Anti-pattern: Re-use through inheritance

When I first started programming in object oriented languages I used inheritance to reduce code duplication. You know the deal - you have two classes that do the same sort of thing so you create an abstract superclass and extract the common code into methods in the superclass. Voilà. No more duplicated code.

But I was unwittingly creating an untestable codebase.

I have worked extensively with dependency injection containers over the last five years and have begun to rely on the clean code they facilitate. DI encourages loosely coupled classes and interface abstractions, so code re-use is typically achieved by extracting the common code into its own class and injecting that class as a collaborator.

The beauty of this approach is that it makes it really easy to write unit tests for the common code. You don’t have to construct the subclass with all of its context; you can test the most important parts of the system in isolation. Better yet, the aforementioned subclasses can be tested using Mock Objects in place of the collaborator.

public abstract class AbstractHandler {  
    protected final void process(Event e){  
        // Do common stuff  
    }  
}

public class MyHandler extends AbstractHandler {  
    public void handleEvent(Event e) {  
        // Do a bunch of stuff  
        process(e);  
        // Do more stuff  
    }  
}  

In the contrived example above, it is impossible to test MyHandler without also exercising AbstractHandler. In a real-world case, AbstractHandler may have a whole bunch of external dependencies that would make it difficult to instantiate in a test case.

So, let’s refactor it a little.

public interface IEventProcessor {  
    void process(Event e);  
}

public class EventProcessor implements IEventProcessor {  
    @Override  
    public void process(Event e){  
        // Do common stuff  
    }  
}

public class MyHandler {  
    private IEventProcessor eventProcessor;

    public void handleEvent(Event e) {  
        // Do a bunch of stuff  
        eventProcessor.process(e);  
        // Do more stuff  
    }

    void setEventProcessor(IEventProcessor eventProcessor) {  
        this.eventProcessor = eventProcessor;  
    }  
}  

After refactoring to favour Object Composition we can easily write unit tests for both classes.

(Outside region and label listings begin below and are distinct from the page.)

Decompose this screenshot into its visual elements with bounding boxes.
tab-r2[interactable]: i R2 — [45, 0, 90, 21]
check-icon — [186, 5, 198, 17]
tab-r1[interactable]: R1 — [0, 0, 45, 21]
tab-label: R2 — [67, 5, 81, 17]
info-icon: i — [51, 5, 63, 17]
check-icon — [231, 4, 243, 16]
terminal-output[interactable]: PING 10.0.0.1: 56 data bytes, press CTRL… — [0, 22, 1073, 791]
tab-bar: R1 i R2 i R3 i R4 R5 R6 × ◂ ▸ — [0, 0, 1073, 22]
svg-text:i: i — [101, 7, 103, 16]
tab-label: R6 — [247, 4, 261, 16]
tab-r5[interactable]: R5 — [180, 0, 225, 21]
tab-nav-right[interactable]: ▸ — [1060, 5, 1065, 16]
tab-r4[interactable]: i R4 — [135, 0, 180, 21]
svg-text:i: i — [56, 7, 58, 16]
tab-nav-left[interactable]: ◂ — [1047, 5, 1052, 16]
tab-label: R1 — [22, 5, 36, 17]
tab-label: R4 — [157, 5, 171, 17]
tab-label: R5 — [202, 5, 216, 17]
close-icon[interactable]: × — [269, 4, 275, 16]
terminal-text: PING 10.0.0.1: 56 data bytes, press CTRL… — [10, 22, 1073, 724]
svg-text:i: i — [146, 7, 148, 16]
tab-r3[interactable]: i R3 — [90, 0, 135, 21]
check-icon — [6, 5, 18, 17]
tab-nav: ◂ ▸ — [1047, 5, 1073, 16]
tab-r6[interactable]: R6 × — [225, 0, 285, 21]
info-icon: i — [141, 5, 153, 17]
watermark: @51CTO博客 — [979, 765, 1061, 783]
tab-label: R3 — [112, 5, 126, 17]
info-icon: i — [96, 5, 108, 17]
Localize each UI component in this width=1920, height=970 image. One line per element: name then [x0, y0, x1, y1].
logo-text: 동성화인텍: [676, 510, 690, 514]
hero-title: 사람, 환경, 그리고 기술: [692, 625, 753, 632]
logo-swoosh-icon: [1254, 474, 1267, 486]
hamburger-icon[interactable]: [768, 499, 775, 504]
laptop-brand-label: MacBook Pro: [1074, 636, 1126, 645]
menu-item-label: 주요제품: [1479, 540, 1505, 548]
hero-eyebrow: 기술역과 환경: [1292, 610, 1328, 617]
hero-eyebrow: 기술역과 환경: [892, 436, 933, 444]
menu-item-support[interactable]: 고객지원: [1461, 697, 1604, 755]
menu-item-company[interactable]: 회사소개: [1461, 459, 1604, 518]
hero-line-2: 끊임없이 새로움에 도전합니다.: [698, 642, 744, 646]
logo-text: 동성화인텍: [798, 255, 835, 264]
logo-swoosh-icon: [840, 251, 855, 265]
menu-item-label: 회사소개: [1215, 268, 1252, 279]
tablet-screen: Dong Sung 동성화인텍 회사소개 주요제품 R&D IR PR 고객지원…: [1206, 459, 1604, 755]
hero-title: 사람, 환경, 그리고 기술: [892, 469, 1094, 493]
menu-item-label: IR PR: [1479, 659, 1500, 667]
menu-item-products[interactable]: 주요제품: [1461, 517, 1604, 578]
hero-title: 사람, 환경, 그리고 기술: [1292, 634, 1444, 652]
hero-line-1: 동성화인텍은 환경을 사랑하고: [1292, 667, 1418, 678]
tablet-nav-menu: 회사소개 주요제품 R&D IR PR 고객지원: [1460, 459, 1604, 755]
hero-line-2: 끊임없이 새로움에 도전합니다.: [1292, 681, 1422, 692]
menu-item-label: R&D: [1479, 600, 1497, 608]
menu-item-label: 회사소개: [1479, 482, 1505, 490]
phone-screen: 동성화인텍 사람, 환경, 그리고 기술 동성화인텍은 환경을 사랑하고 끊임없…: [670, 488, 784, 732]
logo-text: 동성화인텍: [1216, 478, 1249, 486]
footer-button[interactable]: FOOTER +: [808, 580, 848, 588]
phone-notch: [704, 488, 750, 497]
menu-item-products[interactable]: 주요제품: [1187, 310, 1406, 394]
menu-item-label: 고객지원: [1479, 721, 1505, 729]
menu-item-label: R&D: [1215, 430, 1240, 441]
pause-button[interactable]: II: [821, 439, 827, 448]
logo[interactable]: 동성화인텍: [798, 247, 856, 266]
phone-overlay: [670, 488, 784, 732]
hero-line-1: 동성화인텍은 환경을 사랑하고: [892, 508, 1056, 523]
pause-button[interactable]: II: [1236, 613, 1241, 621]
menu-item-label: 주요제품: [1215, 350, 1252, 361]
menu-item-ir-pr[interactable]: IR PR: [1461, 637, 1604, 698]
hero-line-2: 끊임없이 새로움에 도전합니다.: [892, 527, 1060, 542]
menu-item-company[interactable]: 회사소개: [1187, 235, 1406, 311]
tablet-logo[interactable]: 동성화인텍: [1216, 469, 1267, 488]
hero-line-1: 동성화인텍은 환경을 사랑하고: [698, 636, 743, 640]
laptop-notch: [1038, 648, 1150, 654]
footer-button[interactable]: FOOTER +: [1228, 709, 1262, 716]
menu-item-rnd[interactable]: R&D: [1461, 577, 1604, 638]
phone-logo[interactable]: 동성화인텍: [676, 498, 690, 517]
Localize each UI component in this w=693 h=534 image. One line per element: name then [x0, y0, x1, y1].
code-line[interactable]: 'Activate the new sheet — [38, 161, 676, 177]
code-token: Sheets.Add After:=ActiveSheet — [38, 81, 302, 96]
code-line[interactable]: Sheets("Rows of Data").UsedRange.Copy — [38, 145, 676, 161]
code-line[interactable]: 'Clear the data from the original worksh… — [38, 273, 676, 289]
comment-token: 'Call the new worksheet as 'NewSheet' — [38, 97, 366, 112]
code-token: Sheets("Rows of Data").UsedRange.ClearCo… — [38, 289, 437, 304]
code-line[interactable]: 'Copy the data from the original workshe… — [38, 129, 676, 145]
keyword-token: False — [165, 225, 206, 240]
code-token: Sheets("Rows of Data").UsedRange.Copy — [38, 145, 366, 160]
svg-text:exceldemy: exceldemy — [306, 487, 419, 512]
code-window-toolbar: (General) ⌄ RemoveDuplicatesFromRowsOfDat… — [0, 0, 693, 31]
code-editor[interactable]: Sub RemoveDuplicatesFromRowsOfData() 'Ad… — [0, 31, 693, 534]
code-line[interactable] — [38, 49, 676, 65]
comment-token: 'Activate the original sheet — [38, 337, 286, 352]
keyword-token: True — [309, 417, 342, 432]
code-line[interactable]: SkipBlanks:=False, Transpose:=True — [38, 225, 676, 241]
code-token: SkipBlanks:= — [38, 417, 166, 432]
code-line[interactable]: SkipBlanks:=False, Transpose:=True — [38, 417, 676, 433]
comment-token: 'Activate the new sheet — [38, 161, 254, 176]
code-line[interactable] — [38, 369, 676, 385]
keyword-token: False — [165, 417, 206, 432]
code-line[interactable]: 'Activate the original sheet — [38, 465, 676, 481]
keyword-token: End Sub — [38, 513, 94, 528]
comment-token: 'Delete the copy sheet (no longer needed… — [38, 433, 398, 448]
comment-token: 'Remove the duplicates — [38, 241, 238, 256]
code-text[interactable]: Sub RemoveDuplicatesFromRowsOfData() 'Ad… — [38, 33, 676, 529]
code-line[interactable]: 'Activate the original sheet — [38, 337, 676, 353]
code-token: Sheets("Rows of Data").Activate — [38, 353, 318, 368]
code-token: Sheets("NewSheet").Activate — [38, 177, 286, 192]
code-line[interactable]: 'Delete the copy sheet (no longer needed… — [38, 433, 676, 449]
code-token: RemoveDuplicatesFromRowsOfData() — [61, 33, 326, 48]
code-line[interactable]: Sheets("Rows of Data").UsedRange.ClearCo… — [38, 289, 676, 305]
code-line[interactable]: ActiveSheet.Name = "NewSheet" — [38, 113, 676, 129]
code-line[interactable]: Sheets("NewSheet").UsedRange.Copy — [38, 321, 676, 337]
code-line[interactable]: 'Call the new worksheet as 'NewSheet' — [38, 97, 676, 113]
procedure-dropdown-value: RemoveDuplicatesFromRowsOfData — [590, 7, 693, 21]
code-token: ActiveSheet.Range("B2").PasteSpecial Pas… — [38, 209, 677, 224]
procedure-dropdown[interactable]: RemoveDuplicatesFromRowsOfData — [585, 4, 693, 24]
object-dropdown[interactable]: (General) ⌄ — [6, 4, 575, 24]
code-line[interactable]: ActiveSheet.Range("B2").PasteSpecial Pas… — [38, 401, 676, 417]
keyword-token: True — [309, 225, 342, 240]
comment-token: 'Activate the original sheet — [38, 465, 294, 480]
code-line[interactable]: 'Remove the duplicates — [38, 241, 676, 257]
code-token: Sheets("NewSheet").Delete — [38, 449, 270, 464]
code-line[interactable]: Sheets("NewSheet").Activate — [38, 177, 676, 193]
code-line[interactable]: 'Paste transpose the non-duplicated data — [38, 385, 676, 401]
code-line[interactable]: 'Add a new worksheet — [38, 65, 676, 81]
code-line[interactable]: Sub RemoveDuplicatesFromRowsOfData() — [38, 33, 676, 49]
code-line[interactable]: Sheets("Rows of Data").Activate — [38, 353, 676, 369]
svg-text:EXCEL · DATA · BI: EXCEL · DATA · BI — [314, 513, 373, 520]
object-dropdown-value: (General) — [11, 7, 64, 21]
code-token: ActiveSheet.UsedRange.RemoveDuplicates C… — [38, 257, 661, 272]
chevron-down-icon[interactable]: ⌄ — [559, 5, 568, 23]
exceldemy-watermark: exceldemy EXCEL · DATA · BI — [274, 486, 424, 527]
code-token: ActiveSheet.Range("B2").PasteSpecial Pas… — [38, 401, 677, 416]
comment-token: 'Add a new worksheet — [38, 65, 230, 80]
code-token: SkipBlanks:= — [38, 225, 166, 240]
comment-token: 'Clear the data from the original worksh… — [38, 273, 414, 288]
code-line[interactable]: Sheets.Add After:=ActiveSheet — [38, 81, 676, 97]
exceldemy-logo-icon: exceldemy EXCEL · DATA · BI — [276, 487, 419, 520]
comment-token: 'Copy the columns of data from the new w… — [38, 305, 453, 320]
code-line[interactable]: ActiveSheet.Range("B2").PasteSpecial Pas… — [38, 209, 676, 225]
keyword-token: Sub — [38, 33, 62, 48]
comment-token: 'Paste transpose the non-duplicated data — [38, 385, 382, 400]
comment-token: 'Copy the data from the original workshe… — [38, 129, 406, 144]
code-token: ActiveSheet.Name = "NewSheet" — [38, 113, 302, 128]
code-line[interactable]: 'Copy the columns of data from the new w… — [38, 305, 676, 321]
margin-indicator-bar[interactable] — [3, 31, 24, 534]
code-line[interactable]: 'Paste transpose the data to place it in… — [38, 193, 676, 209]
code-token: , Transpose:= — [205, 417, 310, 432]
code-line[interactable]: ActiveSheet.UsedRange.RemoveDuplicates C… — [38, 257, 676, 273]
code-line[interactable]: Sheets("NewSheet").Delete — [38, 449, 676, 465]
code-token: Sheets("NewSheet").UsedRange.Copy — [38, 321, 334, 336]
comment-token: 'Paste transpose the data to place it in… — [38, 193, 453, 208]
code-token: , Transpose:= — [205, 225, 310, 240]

For example, to test MyHandler we use a mock IEventProcessor (using Mockito, or JMock) so the test is not dependent on the concrete EventProcessor class.

public class MyHandlerTest {  
    MyHandler handler;  
    IEventProcessor processor;

    @Before  
    public void setUp() {  
        processor = mock(IEventProcessor.class);  
        handler = new MyHandler();  
        handler.setEventProcessor(processor);  
    }

    @Test  
    public void testHandleEvent() {  
        handler.handleEvent(new Event());  
    }  
}  

Teasing apart an older, inheritance-based system into reusable parts is an immensely valuable activity even if you’re not planning to use dependency- injection. Your system will be comprised of cleaner, independent classes, and be more testable to boot.